Nevertheless, smartie pants that I am, even as I make these silent vows to my epidermis, deep down I know that all is for naught.  Because I make them every year.  And every year I break them.

So, in all likelihood, as soon as the water’s warm, I’ll be smothered in sun block of the highest SPF I can find that hopefully doesn’t smell like primer or make my face a breeding ground for whiteheads.  Then I’ll slip into a miniscule bikini as is the god given right of all women with the confidence to do so, slap on a hat and shades to cover my eternally freckled face, and flip flop on down to the beach every chance I get (twice a week) all spring/summer/fall.


Oh, I know it’s bad for me, but like an unsupervised fat kid at the candy store, I can’t help myself.  Sigh.  Even if I can only take Florida’s sun (aka the death ray of God) for a little over an hour before steam starts to rise, it feels soooo good.

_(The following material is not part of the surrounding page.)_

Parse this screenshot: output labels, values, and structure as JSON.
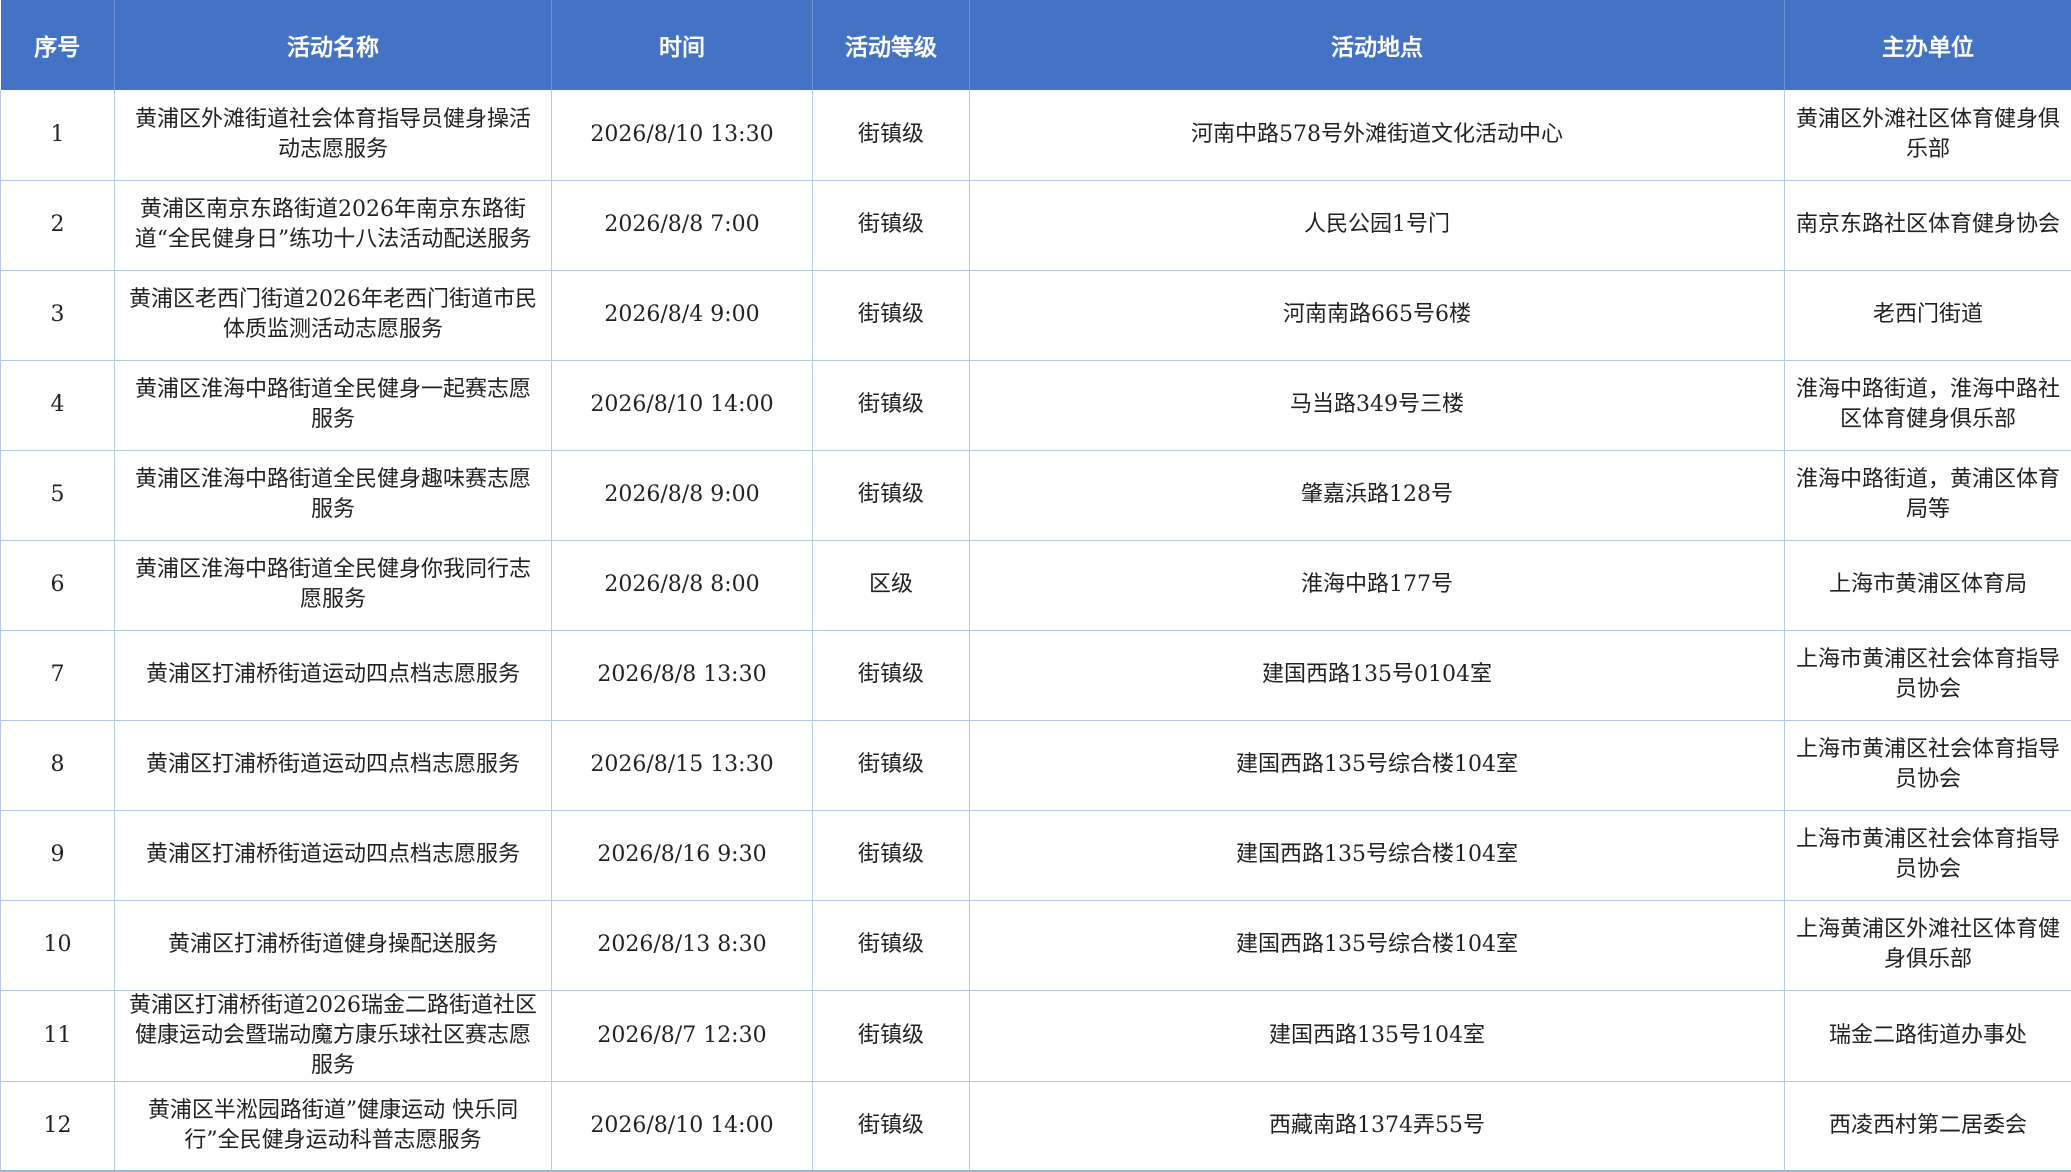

Maybe this year I’ll bring an umbrella for good measure.

*In case you’re wondering, my fave sun block is Ocean Potion.  Listen up, somewhat conscientious whities who don’t want smell like they escaped from a cadaver research facility after being ‘mistaken’ for a corpse: Ocean Potion. It smells amazing and is available in ‘almost pure zinc’ SPF.

**In case you wanted to know, I will be using Neutrogena self-tanner to enhance my orange*ahem*golden skin.  Just don’t mistake me for Lindsay.  I would never dye my hair or spend any time in a cancer booth*ahem*tanning bed.  Advice the girl from That 70s Show and Are You There, Chelsea? should take but apparently won’t.